Лица учителей вытянулись, глаза широко раскрылись.
– На Какой реке?
– На Висле.
– Что ты там делал?
– Ловил раков.
– Ты с ума сошел! Зимой! В оттепель… Ты что, издеваешься над нами, негодяй! Говори, что ты там делал?
– Катался на лодке.
– Чьей?
Рафал снова умолк и вобрал голову в плечи так, точно хотел спрятать внутрь, запереть на ключ все, что он мог бы сказать.
– Кто кого подговорил: ты Цедро или он тебя?
Рафал молчал.
– Кто кого подговорил? Слышишь?
– Слышу.
– Ну?
– Я его.
– Так ты убил его. Он ведь умрет. Отвечай: зачем ты ушел из дому ночью и зачем потащил его с собой?
Возмущенное самолюбие и ярость внезапно проснулись в душе Рафала. Он весь затрясся и совсем закусил удила.
– Я ушел из дому и делал то, что мне вздумалось! – громко и дерзко сказал он, показав в усмешке все зубы.
– То, что тебе вздумалось? Вот как! – прошипел проректор. – То, что тебе вздумалось… Постой же, братец, сейчас ты у меня заговоришь другим языком…
– Ничего не скажу, хоть на куски меня режьте!
– Скажешь!.. – взвизгнул проректор.
– Ни одного слова!
Проректор в бешенстве с трудом нащупал ручку двери. Отворив дверь, он визгливым голосом позвал через весь коридор:
– Филипп!
Но в это мгновение Рафал, как уж, проскользнул за его спиной и широким шагом направился в противоположный конец длинного коридора. Там он остановился в глубокой нише окна… За ним, не спеша, последовал Филипп, а в нескольких шагах от последнего, покачиваясь на огромных бедрах, застучал каблуками юфтовых сапог служитель Михалек. Из всех дверей выглянули блестящие от любопытства глаза школьников; но преподаватели разбежались по классам и заперли двери. В коридоре остался только проректор с педелями. Когда Филипп был всего в нескольких шагах от Рафала, тот вынул из кармана длинный складной нож в костяной оправе, ценный подарок дяди Нардзевского, незаметным движением открыл его и, сжавшись, стал терпеливо ждать.

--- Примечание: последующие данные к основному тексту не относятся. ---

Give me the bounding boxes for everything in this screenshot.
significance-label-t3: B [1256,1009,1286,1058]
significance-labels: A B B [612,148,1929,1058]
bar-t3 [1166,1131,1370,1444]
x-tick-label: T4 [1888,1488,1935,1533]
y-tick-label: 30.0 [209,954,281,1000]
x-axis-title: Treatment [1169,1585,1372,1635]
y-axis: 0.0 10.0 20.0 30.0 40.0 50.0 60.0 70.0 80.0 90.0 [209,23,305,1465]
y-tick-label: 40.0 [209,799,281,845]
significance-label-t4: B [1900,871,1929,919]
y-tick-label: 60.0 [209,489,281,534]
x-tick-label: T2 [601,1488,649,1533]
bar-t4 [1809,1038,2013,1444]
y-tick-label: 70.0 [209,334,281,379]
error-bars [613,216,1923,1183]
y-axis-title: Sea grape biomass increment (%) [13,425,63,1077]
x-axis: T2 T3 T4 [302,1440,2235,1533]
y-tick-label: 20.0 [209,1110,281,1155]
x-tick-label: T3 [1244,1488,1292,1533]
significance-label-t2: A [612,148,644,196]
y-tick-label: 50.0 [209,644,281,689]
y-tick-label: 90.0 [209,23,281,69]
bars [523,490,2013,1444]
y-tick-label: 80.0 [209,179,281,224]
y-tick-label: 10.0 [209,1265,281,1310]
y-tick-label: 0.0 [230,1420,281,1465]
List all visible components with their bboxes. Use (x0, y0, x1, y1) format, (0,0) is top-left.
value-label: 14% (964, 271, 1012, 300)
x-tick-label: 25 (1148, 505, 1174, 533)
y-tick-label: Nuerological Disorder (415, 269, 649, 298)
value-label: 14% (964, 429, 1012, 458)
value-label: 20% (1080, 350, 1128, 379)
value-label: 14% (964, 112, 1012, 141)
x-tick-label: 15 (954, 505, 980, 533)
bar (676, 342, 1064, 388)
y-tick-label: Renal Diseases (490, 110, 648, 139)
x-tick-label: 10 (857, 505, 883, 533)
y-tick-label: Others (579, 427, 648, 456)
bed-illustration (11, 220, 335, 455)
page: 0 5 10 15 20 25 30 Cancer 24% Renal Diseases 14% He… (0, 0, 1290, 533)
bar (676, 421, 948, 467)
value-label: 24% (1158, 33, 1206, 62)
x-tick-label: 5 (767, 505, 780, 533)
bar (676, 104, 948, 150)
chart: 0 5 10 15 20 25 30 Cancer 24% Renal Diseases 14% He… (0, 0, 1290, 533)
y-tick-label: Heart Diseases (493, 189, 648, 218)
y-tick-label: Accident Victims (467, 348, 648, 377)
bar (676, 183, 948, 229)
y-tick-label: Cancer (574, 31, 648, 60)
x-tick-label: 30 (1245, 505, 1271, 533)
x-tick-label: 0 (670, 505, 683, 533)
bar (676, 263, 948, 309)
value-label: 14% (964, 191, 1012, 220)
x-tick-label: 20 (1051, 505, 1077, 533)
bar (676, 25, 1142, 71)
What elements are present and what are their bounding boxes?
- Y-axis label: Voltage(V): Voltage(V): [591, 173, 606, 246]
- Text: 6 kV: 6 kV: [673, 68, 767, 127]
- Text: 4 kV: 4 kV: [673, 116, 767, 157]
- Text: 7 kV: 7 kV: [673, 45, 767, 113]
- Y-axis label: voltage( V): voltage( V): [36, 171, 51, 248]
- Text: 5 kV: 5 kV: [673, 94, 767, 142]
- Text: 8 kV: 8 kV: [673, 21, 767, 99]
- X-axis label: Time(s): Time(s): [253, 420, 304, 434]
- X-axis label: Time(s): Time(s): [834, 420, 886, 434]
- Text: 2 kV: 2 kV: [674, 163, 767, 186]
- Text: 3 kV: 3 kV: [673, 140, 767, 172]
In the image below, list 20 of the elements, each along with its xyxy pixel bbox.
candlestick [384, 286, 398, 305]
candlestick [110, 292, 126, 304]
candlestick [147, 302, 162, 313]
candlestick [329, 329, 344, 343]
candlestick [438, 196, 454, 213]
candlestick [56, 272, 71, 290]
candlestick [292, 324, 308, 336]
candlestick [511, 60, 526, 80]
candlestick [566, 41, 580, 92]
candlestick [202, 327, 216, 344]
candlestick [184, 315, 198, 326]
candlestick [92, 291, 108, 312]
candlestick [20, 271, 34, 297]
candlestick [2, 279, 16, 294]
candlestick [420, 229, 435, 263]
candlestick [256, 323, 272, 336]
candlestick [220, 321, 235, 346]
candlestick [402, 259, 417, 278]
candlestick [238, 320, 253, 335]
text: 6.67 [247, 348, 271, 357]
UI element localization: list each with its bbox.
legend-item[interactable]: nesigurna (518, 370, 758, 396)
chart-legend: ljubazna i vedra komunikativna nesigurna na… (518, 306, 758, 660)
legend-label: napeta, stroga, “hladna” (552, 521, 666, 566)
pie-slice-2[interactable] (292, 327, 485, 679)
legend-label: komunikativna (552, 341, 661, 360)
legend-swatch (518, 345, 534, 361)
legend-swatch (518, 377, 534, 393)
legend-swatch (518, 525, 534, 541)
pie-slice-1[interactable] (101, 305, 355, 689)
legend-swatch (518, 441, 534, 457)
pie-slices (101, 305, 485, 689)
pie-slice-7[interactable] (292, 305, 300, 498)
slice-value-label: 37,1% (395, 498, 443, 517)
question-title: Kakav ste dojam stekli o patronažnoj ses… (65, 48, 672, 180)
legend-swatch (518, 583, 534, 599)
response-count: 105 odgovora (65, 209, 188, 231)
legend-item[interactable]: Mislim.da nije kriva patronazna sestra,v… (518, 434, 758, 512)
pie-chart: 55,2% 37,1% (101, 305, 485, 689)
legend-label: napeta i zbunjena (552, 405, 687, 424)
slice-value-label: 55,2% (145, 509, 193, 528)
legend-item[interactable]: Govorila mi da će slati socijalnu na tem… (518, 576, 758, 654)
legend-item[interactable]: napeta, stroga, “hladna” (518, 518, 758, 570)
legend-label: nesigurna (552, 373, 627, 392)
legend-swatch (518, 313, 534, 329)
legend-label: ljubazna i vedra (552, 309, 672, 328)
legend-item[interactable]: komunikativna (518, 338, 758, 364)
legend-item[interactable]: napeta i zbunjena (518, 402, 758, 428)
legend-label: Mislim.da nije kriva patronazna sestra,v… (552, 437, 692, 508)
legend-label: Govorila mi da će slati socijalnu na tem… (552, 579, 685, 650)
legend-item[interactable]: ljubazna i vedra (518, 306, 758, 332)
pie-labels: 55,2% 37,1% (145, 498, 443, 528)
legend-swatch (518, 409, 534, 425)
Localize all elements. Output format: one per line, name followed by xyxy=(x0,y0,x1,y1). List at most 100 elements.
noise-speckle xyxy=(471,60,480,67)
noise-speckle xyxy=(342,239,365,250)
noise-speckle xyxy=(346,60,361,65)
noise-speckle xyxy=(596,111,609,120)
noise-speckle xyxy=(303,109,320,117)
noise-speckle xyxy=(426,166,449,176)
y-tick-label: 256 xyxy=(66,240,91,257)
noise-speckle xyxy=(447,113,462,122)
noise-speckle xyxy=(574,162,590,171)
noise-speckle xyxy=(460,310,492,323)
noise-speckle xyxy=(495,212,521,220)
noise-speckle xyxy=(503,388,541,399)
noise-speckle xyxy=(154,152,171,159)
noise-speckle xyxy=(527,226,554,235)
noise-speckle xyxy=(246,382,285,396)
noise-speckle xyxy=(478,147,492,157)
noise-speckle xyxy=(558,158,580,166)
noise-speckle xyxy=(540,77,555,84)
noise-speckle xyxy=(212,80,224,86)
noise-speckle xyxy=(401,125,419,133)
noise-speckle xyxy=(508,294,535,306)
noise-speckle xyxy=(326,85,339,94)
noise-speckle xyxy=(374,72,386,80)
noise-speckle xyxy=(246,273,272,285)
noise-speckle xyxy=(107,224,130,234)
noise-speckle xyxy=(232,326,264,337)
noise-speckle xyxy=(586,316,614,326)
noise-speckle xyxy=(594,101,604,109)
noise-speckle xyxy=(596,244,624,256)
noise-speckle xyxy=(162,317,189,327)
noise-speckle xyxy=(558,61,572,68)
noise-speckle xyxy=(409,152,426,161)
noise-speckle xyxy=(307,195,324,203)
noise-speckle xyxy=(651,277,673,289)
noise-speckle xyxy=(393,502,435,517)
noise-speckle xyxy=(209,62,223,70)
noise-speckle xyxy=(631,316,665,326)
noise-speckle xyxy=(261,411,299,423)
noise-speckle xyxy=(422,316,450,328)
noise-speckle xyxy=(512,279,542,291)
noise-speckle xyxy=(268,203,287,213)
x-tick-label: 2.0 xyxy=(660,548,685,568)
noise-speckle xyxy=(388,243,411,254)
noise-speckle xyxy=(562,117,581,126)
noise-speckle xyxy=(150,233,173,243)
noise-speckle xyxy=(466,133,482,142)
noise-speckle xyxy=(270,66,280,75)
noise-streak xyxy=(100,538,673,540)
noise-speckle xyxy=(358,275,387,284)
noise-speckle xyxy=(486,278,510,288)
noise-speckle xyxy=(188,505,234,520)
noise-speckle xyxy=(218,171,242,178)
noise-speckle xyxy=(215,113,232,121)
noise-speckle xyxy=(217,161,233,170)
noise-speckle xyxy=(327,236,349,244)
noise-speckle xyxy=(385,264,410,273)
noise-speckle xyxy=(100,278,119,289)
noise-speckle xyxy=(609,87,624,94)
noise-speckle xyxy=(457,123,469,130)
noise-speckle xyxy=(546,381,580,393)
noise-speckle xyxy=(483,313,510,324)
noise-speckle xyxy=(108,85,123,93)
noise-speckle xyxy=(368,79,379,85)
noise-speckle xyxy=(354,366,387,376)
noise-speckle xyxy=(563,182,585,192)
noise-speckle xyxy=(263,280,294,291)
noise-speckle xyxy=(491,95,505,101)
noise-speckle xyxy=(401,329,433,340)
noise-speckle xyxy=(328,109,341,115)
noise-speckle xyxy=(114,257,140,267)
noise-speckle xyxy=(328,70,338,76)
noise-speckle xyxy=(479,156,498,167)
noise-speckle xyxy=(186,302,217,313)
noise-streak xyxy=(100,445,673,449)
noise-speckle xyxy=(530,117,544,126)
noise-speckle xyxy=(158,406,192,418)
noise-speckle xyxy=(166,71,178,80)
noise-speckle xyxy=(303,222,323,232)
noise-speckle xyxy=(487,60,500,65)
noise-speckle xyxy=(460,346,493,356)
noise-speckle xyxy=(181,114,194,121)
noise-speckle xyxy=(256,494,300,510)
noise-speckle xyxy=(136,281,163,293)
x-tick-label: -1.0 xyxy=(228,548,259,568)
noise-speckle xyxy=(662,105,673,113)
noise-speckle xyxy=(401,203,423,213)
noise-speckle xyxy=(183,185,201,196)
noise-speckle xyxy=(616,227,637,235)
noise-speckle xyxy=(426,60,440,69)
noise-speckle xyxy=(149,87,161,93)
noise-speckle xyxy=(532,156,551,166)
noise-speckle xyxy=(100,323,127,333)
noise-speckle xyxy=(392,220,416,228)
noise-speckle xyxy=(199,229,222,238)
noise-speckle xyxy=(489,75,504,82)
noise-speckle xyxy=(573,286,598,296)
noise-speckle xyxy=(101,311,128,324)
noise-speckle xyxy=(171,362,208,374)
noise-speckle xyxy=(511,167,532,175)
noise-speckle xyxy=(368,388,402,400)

– Не лучше ли добром… – кротко улыбаясь, тихо сказал Филипп. – Всыплю легонько тридцать и fertig. [59]Честное слово: легонько drajsig [60]– и все.
– Ну-ка, подойди, ангел мой Филиппок, подойди…
Педель, видимо, заметил спрятанный в рукаве нож, потому что лицо его покрылось мертвенной, зеленой бледностью. Глаза сверкнули страшной яростью.
– Нож у него… – сказал он вполголоса проректору.
Филипп приказал своему помощнику зайти с другой стороны.
Рафал хрипло процедил сквозь зубы:
– Прочь, хамы, а то кишки выпущу.
В ту же минуту Михалек, вытянув лапы и тяжело сопя, двинулся прямо на него. Проректор, наблюдавший на почтительном расстоянии всю эту сцену, увидел блеск клинка и кровь, но тотчас же заметил, что Михалек вырвал из рук Рафала нож. Служитель отшвырнул одной рукой нож, а другой, из которой хлестала кровь, схватил школьника за руки. Пан Филипп накинул на эти зажатые как в клещах руки петлю из своего шейного платка. Но Рафал ослепительно быстрым движением вырвался из рук служителя и львиным прыжком отскочил в сторону, успев на пути так ахнуть служителя кулаком в переносье, что огромный мужик грохнулся навзничь и в буквальном смысле этого слова накрылся своими юфтовыми сапогами. Рафал перескочил через него, как через бревно, на бегу саданул проректора в живот и пустился бегом по коридору. Но прежде, чем он успел добежать до дверей, гибкий и ловкий Филипп догнал его и обхватил за талию.
Придя в себя, проректор увидел только, как сплелись на земле два тела. Через минуту он заметил маленькую голову Филиппа и увидел, что Рафал сдавил ему горло. Из побелевших носов у обоих лилась кровь, на губах выступила пена, от курток, жилетов и рубах остались одни лохмотья. Улучив минуту, надзиратель вырвался из рук Рафала и с блуждающими глазами, с синими полосами на залитой кровью шее, наклонил голову и, не видя ничего, бросился опять в драку. Подбежал Михалек с окровавленными руками и Ян Капистран. Рафал был уже у них в руках, но вдруг скакнул в коридор и очутился за стеклянной дверью. Он так хлопнул при этом дверью, что вылетели все стекла. Погоня с Филиппом во главе бросилась к двери, не обращая внимания на вопли проректора, который ревел как из бочки, приказывая заключить перемирие. В одно мгновение дверь была сорвана с петель. Филипп догнал беглеца всенях, но ловкий юноша, разъяренный, как раненый кабан, ударом в висок сбил его с ног. Филипп стукнулся о стенку и, споткнувшиеь раза два, повалился ничком на землю. Поднявшись с земли, он, шатаясь, с полным ртом крови, ничего не видя безумными глазами, вытянул руки и, что-то бормоча, стал искать Рафала.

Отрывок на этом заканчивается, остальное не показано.